Can you think of a way to improve or refactor the code without changing the test? Unless you made an actual mistake like misnaming the field to begin with, probably not.

Personally, I’d say the ROI on writing this test is at best, slightly higher than zero, and at worst, negative. Someone has to actually write the test2 , and now anyone who’s trying to add a new field through the application’s call path has to do double the work. If your goal is to punish your engineers for testing non-business-logic related data piping, the second method achieves the same outcome.

After all, if you’re making the same mistake twice, I mean, you must have a good reason for it right?

I’ve come up with a term for these kinds of tests — carbon copy testing3.


Of course, if there is business logic in your models, then it’s worth testing. Let’s say we need to implement a method on the User class to generate a stable string representation of a user.
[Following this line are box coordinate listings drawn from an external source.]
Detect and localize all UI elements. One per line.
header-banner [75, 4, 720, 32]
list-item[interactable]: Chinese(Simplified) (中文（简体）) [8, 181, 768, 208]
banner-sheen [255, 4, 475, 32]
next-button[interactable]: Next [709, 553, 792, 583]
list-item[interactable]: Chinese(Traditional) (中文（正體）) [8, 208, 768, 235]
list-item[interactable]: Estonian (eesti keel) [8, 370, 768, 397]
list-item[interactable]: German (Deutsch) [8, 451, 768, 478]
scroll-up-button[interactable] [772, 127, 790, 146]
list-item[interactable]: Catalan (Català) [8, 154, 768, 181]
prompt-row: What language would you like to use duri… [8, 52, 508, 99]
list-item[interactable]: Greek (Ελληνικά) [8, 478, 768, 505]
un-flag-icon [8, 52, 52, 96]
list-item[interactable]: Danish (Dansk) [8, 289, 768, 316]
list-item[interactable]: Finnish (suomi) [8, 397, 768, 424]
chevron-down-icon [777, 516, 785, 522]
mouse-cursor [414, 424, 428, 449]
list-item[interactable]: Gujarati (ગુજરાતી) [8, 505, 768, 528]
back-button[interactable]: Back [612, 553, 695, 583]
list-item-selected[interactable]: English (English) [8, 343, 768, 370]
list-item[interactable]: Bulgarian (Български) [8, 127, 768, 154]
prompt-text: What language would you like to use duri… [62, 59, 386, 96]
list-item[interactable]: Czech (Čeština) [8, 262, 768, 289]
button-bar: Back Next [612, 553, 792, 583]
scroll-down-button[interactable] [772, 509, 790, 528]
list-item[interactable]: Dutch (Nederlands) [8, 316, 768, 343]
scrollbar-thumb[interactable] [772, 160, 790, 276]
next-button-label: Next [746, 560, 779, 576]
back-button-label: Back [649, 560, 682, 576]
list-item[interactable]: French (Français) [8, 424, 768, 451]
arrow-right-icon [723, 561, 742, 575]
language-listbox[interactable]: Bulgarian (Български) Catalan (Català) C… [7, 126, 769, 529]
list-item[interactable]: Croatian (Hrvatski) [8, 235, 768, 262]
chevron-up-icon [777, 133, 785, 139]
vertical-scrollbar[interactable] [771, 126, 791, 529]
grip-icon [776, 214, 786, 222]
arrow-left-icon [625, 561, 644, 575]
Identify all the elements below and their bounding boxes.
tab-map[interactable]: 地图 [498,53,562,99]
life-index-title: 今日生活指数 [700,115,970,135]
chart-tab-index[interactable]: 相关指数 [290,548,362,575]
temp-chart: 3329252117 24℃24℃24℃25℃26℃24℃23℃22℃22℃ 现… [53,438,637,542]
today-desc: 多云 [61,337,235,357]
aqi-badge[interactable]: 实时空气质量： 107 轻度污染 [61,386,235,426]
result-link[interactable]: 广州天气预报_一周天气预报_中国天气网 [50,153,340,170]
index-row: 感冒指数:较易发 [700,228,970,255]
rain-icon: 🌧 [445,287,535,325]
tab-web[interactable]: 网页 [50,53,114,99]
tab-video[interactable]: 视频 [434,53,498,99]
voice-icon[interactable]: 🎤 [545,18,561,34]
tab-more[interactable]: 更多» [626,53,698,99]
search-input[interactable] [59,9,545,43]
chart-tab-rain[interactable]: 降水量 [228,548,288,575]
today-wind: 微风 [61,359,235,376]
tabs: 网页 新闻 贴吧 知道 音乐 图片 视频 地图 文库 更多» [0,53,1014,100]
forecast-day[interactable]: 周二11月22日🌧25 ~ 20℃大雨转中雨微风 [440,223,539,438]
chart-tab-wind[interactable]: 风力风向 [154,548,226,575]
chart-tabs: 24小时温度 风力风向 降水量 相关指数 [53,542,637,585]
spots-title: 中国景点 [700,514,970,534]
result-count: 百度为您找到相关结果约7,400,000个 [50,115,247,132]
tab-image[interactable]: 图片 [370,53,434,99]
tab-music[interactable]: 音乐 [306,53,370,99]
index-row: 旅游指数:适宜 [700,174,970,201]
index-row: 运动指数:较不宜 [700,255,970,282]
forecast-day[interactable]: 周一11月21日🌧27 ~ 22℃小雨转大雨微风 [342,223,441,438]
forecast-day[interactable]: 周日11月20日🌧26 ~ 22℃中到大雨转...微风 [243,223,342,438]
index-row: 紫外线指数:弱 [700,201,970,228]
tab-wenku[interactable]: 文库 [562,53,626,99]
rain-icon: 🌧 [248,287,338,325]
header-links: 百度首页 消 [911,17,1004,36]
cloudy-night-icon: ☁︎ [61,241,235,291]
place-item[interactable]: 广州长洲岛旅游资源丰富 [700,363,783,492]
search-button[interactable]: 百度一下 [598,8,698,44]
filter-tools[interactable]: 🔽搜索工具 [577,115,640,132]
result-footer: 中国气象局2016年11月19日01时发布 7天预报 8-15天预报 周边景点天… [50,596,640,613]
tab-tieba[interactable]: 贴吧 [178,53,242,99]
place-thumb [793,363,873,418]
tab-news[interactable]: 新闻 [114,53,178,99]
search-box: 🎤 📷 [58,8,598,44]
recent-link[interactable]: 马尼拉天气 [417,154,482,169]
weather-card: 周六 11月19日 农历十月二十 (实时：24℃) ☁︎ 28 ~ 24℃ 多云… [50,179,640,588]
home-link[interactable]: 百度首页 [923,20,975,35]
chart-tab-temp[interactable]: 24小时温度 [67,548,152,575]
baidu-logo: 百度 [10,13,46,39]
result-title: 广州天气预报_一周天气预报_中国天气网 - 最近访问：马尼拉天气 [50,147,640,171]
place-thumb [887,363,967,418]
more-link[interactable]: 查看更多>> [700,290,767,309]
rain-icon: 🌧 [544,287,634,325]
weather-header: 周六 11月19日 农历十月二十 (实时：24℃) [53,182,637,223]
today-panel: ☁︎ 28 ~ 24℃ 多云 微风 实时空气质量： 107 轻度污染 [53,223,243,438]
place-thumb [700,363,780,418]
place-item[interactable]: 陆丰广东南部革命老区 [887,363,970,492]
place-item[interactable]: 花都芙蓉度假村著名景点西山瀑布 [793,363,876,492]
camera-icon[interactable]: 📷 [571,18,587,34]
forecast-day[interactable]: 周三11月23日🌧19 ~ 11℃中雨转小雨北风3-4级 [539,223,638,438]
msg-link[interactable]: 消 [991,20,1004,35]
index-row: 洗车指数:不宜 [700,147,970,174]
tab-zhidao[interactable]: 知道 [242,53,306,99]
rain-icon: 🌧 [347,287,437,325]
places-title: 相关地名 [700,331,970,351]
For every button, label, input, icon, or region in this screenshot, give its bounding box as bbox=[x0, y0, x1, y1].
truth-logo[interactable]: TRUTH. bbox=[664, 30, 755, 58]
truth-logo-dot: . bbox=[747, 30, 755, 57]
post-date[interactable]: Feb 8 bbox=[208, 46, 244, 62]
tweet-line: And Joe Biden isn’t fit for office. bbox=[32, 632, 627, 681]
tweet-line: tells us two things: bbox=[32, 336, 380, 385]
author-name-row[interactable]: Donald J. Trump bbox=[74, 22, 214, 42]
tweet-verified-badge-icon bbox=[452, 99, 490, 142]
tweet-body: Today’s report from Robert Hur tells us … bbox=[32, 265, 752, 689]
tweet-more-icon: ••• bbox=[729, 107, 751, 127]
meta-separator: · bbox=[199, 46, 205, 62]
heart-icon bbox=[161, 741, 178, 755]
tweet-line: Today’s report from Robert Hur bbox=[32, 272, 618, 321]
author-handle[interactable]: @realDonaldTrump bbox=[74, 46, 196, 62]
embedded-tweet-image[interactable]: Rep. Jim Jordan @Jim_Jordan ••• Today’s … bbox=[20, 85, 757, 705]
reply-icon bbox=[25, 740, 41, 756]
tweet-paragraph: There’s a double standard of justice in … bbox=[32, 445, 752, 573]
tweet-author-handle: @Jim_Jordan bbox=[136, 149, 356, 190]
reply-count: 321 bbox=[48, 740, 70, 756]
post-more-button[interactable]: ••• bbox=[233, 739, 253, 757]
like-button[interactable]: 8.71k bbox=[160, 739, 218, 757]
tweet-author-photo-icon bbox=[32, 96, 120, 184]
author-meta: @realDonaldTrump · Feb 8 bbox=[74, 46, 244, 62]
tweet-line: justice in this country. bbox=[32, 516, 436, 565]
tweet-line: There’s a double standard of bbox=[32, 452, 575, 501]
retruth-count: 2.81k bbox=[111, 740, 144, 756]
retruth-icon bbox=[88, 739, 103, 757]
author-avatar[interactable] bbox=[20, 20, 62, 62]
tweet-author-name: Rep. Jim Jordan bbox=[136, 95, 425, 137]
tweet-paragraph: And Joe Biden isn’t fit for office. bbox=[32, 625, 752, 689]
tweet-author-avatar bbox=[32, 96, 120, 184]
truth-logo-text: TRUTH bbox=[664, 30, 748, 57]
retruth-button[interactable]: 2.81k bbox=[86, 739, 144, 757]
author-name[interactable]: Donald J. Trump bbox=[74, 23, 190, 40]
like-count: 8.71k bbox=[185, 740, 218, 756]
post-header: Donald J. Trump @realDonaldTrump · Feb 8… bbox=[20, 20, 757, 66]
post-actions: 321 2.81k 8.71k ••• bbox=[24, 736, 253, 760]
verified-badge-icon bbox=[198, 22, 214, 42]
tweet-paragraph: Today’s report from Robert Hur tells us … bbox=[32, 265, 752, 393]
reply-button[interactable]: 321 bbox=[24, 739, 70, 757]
We could do something like this:

class User
  attr_reader :name, :age
 
  def initialize(name, age)
    @name = name
    @age = age
  end
 
  def stable_hash
    "User:#{name}:#{age}"
  end
end

And test it like this:

describe User do
  context 'Given User model' do
    it 'should have the same stable string representation for two similar users' do
      user = User.new('John', 30)
      user2 = User.new('John', 30)
      expect(user.to_s).to eq(user2.to_s)
    end
  end
end

If we ever wanted to refactor this to use MD5, we could do so:

require 'digest'
 
class User
  attr_reader :name, :age
 
  def initialize(name, age)
    @name = name
    @age = age
  end
 
  def to_s
    Digest::MD5.hexdigest("User:#{name}:#{age}")
  end
end

And the test should still continue to pass, as we expect, without any modifications.


Using a language with static types makes it significantly less likely that carbon copy tests will appear, but if engineers are still forced to comply with code coverage metrics or have a code review culture of expecting tests to be written for every file changed, they may still have no choice but to resort to writing them.

Footnotes

  1. See Goodhart’s Law.

  2. Github Copilot dramatically lowers the amount of time required for this, especially (and ironically so) for carbon copy tests.

  3. Perhaps similar in spirit to snapshot testing in the context of frontend testing, but I think the use case for that is more legitimate.